= Alonso Álvarez de Soria =

Spanish adventurer and poet

Alonso Álvarez de Soria (1573–1603) was a Spanish adventurer and poet of the Spanish Golden Age. He was known as el Tuerto (the One-Eyed). His short but eventful life ended on the gallows.

==Life==
Soria was born in Seville in 1573. He went to the Americas as a soldier (1595–1596) before returning to Seville.

As a satirical poet, Soria associated closely with the literati of Seville. Soria's works are frequently confused with those of Góngora and Quevedo. He had a reputation as a womanizer, and served as the model for the seducer Loaysa in Cervantes' El celoso extremeño (The Jealous Extremaduran). He also appeared in Cervantes' Viaje del Parnaso (Journey to Parnassus).

In 1603 Soria invented versos de cabo roto, a form of poetry in which the last (unstressed) syllable of each line is truncated. Several of Cervantes' poems in the prologue to Don Quixote are in this form, which "enjoyed some transitory popularity." One of Cervantes' poems ends in this way:

Dexa que el hombre de juy—
en las obras que compo—
se vaya con pies de plo—;
que el que saca a luz pape—
para entretener donze—,
escriue a tontas y a lo—.

Rutherford (2000) translates the above into English as:

The wise man should be most painsta—
And should proceed very discree—
In all the works that he relea—
For he whose fictional crea—
Are for young ladies' entertai—
Writes without any rhyme or rea—.

Soria composed a short stinging poem against Lope de Vega when the latter sent a manuscript of El peregrino en su patria to Juan de Arguijo for his approval.

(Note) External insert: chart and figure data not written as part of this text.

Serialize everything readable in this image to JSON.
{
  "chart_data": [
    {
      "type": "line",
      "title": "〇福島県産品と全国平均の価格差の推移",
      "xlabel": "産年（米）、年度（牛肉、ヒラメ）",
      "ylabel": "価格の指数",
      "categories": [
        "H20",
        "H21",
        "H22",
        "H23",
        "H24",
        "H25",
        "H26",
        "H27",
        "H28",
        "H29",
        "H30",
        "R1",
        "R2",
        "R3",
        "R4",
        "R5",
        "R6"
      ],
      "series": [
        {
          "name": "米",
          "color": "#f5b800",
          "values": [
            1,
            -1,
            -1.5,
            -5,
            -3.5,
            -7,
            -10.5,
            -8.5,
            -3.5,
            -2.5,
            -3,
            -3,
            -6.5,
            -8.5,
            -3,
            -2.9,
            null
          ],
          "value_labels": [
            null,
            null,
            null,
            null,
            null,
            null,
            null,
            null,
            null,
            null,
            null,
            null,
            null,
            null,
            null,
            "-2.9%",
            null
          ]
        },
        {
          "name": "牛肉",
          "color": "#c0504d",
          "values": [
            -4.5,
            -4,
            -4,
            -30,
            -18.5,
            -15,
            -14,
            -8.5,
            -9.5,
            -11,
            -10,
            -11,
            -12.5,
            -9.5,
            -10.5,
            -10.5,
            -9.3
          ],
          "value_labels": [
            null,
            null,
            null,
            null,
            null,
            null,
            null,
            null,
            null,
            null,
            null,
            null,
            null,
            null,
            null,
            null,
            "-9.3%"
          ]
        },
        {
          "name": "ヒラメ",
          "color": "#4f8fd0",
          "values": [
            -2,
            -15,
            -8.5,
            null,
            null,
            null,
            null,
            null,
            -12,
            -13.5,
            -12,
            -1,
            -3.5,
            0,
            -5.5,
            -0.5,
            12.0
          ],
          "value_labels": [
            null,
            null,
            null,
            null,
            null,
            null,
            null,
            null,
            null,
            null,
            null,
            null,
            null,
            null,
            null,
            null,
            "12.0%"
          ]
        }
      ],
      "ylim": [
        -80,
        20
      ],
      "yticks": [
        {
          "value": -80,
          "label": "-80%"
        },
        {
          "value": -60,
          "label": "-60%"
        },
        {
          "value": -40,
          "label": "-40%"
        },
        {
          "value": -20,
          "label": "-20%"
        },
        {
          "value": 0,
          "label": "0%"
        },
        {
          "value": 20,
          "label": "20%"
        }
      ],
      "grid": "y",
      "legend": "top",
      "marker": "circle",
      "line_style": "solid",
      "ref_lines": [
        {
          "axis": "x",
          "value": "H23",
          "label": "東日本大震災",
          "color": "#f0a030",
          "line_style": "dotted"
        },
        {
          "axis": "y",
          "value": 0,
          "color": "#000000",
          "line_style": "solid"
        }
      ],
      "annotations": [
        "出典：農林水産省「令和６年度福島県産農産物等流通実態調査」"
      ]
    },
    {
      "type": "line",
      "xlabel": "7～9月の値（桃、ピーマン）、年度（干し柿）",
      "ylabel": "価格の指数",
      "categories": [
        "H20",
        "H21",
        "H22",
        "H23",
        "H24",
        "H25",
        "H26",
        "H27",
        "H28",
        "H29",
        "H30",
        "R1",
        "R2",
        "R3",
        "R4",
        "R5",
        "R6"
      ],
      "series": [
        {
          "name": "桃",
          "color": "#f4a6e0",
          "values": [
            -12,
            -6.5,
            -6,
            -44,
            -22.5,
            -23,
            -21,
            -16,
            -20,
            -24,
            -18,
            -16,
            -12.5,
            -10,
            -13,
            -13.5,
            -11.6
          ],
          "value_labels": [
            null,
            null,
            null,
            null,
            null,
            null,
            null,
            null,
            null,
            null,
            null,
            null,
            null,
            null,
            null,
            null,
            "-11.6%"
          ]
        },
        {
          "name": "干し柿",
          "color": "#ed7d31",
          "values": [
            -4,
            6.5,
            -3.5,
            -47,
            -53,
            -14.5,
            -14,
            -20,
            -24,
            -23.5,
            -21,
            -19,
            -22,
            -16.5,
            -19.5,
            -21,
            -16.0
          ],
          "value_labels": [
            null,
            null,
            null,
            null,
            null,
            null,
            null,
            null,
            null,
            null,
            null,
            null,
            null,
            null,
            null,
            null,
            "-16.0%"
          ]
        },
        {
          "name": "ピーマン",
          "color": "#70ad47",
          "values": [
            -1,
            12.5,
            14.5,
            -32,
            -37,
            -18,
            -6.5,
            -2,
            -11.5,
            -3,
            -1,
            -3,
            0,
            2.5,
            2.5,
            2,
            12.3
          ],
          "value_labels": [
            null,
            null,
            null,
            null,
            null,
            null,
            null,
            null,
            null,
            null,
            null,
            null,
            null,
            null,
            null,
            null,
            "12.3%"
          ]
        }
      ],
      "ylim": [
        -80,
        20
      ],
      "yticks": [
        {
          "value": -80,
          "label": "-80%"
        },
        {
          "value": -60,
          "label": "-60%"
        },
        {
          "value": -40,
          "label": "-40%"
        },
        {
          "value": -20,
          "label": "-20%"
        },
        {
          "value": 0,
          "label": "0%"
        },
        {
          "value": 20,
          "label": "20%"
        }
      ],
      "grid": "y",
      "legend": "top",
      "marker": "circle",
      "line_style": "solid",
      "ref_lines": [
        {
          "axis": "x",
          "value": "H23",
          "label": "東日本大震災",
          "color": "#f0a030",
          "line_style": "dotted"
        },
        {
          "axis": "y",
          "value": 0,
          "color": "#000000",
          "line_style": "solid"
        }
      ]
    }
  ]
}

A sonnet of Soria's appears in Juan Antonio Calderón's Flores de poetas ilustres de España.

==Death==
In 1603, when Soria was only thirty years old, he was executed by hanging. Don Bernardino González de Avellaneda y Delgadillo, the Asistente of Seville, a victim of Soria's satirical pen, had the authority to send prisoners to the gallows without trial, and applied that authority in Soria's case despite popular protest. The poet Juan de la Cueva protested in verse, with the poem "A don Bernardino de Avellaneda, asistente de Sevilla, queriendo ahorcar a Alonso Álvarez de Soria" ("To Don Bernardino, asistente of Seville, wanting to hang Alonso Álvarez de Soria").

Quevedo alludes to Soria's death in his novel El Buscón (1626).